While in Greece this week, President Barack Obama called the anxieties about national, cultural, and ethnic identities that impacted this election a “volatile mix.” He attributed this angst, though, to impersonal forces such as globalization, deindustrialization, and social media.
It wasn’t him. For eight years, the president said, he’s been working hard against approaches “that pit people against each other.”
The president is being uncharacteristically modest here. While he didn’t himself start the multicultural, identity politics process—we have a long list to blame for that—he’s done more than his share to contribute to the present climate.
As New York University professor Jonathan Haidt told Vox in an interview on Wednesday on the problems roiling the West, “the economic issues are much less than half the story … diversity, immigration, and multiculturalism are right at the heart of the problem in Western democracies.”
“Identity politics is like throwing sand in the gears … a world in which factions are based on race and ethnicity, rather than economic interests, that’s the worst possible world.”
And time and again, Obama stoked the two forces that militate against the nation state today: subnational groups and supranational threats. When speaking to ethnic groups, he hawked the victimhood that is the bonding agent of multiculturalism; when Congress stood in his way, he circumvented it by going to the United Nations.
First let’s look at what Obama said. Standing next to Prime Minister Alexis Tsipras, one of the leftist firebrands who have emerged in an anti-globalization wave in Europe, the president was asked whether he had underestimated anger and fear in America. As is his wont, Obama wasn’t brief.
“I think there are a whole range of factors involved,” the president averred. “I do think there is a common theme that we have seen in a lot of advanced economies and that we’ve seen around the world, although they manifest themselves in a number of ways.” He continued:
Globalization combined with technology, combined with social media and constant information, have disrupted people’s lives, sometimes in very concrete ways. A manufacturing plant closes and suddenly an entire town no longer has what was the primary source of employment. But also psychologically. People are less certain of their national identity, or their place in the world. It starts looking different and disorienting.

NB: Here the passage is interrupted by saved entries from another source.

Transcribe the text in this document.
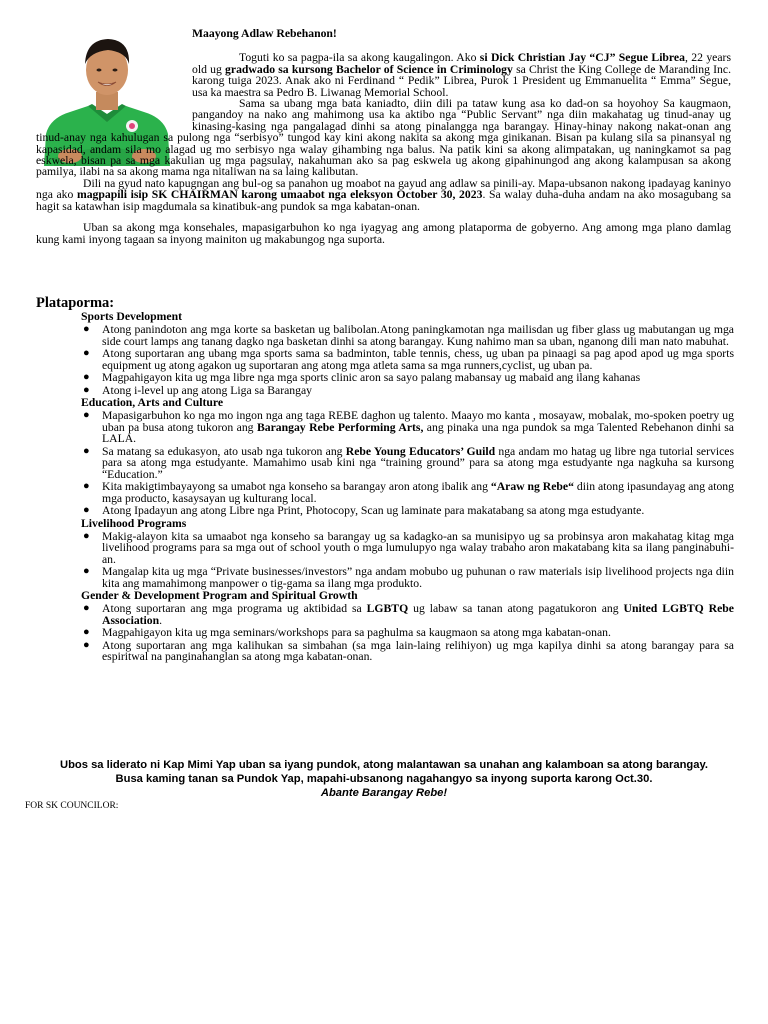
Maayong Adlaw Rebehanon!

Toguti ko sa pagpa-ila sa akong kaugalingon. Ako si Dick Christian Jay “CJ” Segue Librea, 22 years old ug gradwado sa kursong Bachelor of Science in Criminology sa Christ the King College de Maranding Inc. karong tuiga 2023. Anak ako ni Ferdinand “ Pedik” Librea, Purok 1 President ug Emmanuelita “ Emma” Segue, usa ka maestra sa Pedro B. Liwanag Memorial School.

Sama sa ubang mga bata kaniadto, diin dili pa tataw kung asa ko dad-on sa hoyohoy Sa kaugmaon, pangandoy na nako ang mahimong usa ka aktibo nga “Public Servant” nga diin makahatag ug tinud-anay ug kinasing-kasing nga pangalagad dinhi sa atong pinalangga nga barangay. Hinay-hinay nakong nakat-onan ang tinud-anay nga kahulugan sa pulong nga “serbisyo” tungod kay kini akong nakita sa akong mga ginikanan. Bisan pa kulang sila sa pinansyal ng kapasidad, andam sila mo alagad ug mo serbisyo nga walay gihambing nga balus. Na patik kini sa akong alimpatakan, ug naningkamot sa pag eskwela, bisan pa sa mga kakulian ug mga pagsulay, nakahuman ako sa pag eskwela ug akong gipahinungod ang akong kalampusan sa akong pamilya, ilabi na sa akong mama nga nitaliwan na sa laing kalibutan.

Dili na gyud nato kapugngan ang bul-og sa panahon ug moabot na gayud ang adlaw sa pinili-ay. Mapa-ubsanon nakong ipadayag kaninyo nga ako magpapili isip SK CHAIRMAN karong umaabot nga eleksyon October 30, 2023. Sa walay duha-duha andam na ako mosagubang sa hagit sa katawhan isip magdumala sa kinatibuk-ang pundok sa mga kabatan-onan.

Uban sa akong mga konsehales, mapasigarbuhon ko nga iyagyag ang among plataporma de gobyerno. Ang among mga plano damlag kung kami inyong tagaan sa inyong mainiton ug makabungog nga suporta.

Plataporma:

Sports Development

● Atong panindoton ang mga korte sa basketan ug balibolan.Atong paningkamotan nga mailisdan ug fiber glass ug mabutangan ug mga side court lamps ang tanang dagko nga basketan dinhi sa atong barangay. Kung nahimo man sa uban, nganong dili man nato mabuhat.
● Atong suportaran ang ubang mga sports sama sa badminton, table tennis, chess, ug uban pa pinaagi sa pag apod apod ug mga sports equipment ug atong agakon ug suportaran ang atong mga atleta sama sa mga runners,cyclist, ug uban pa.
● Magpahigayon kita ug mga libre nga mga sports clinic aron sa sayo palang mabansay ug mabaid ang ilang kahanas
● Atong i-level up ang atong Liga sa Barangay

Education, Arts and Culture

● Mapasigarbuhon ko nga mo ingon nga ang taga REBE daghon ug talento. Maayo mo kanta , mosayaw, mobalak, mo-spoken poetry ug uban pa busa atong tukoron ang Barangay Rebe Performing Arts, ang pinaka una nga pundok sa mga Talented Rebehanon dinhi sa LALA.
● Sa matang sa edukasyon, ato usab nga tukoron ang Rebe Young Educators’ Guild nga andam mo hatag ug libre nga tutorial services para sa atong mga estudyante. Mamahimo usab kini nga “training ground” para sa atong mga estudyante nga nagkuha sa kursong “Education.”
● Kita makigtimbayayong sa umabot nga konseho sa barangay aron atong ibalik ang “Araw ng Rebe“ diin atong ipasundayag ang atong mga producto, kasaysayan ug kulturang local.
● Atong Ipadayun ang atong Libre nga Print, Photocopy, Scan ug laminate para makatabang sa atong mga estudyante.

Livelihood Programs

● Makig-alayon kita sa umaabot nga konseho sa barangay ug sa kadagko-an sa munisipyo ug sa probinsya aron makahatag kitag mga livelihood programs para sa mga out of school youth o mga lumulupyo nga walay trabaho aron makatabang kita sa ilang panginabuhi-an.
● Mangalap kita ug mga “Private businesses/investors” nga andam mobubo ug puhunan o raw materials isip livelihood projects nga diin kita ang mamahimong manpower o tig-gama sa ilang mga produkto.

Gender & Development Program and Spiritual Growth

● Atong suportaran ang mga programa ug aktibidad sa LGBTQ ug labaw sa tanan atong pagatukoron ang United LGBTQ Rebe Association.
● Magpahigayon kita ug mga seminars/workshops para sa paghulma sa kaugmaon sa atong mga kabatan-onan.
● Atong suportaran ang mga kalihukan sa simbahan (sa mga lain-laing relihiyon) ug mga kapilya dinhi sa atong barangay para sa espiritwal na panginahanglan sa atong mga kabatan-onan.

Ubos sa liderato ni Kap Mimi Yap uban sa iyang pundok, atong malantawan sa unahan ang kalamboan sa atong barangay.

Busa kaming tanan sa Pundok Yap, mapahi-ubsanong nagahangyo sa inyong suporta karong Oct.30.

Abante Barangay Rebe!

FOR SK COUNCILOR:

And there is no doubt that that has produced a populist moment on the left and right in many countries in Europe. When you see a Donald Trump and a Bernie Sanders, both two very unconventional candidates have considerable success, then obviously there’s something there that’s being tapped into, a suspicion of globalization. A desire to reign in its excesses, a suspicion of elites and governing institutions that people think may not be responsive to their immediate needs. That sometimes gets wrapped up in ethnic identity or religious identity or cultural identity. That can be a volatile mix. It’s important to recognize that those trends have always been there and it’s the job of leaders to address people’s real legitimate concerns and channel them in the most constructive ways possible. …
The more aggressively and effectively that we deal with those issues, the less that those fears may channel themselves into counterproductive approaches that pit people against each other. Frankly, that’s been my agenda for the last eight years.
We don’t all remember it this way. If a phrase sticks in our minds it is when during the 2010 elections Obama brazenly called on Hispanics to say, “we’re gonna punish our enemies and were gonna reward our friends who stand with us on issues that are important to us.”
There was also the time when he addressed the Congressional Hispanic Caucus and, after telling a 75-year-old story of how an L.A. cop had humiliated a Mexican-American (this while the country was reeling with anti-police agitation), he called on Hispanics to rally to the Democrats.
Obama has carried this self-serving message of “you’re a victim, vote for us” whether he was meeting with Americans of Asian background, African background, or of the Muslim faith.
Nobody denies that there are people who harbor racist or bigoted views in America—or any country. But you shouldn’t be allowed to pursue a divide and conquer, hyper-partisan strategy for eight years and then say, “Who, me?”
This has been his record with subnational groups. As for transnational threats to American sovereignty, the president has done an end-run around the elected U.S. Congress—a supposedly co-equal branch of government—by running to the United Nations on the Iran deal, nuclear testing, and a global climate deal.
Just three weeks ago, and acting entirely out of spite, he ordered our U.N. ambassador to abstain from a U.N. vote against the Cuban embargo. This is a law that was passed by the Congress, which is elected by the American people, while the U.N. includes the world’s worst dictatorships.
Americans are indeed less certain of their national identity and their place in the world, as the president said, but chalking it up to the internet and cheap jeans from China is a bit disingenuous.
Obama is rightly getting kudos everywhere for being such a class act during this transition period. But it would behoove him—and liberals in general, especially—to do some self-analysis of how exactly they have stoked popular disquiet about what’s happening to America.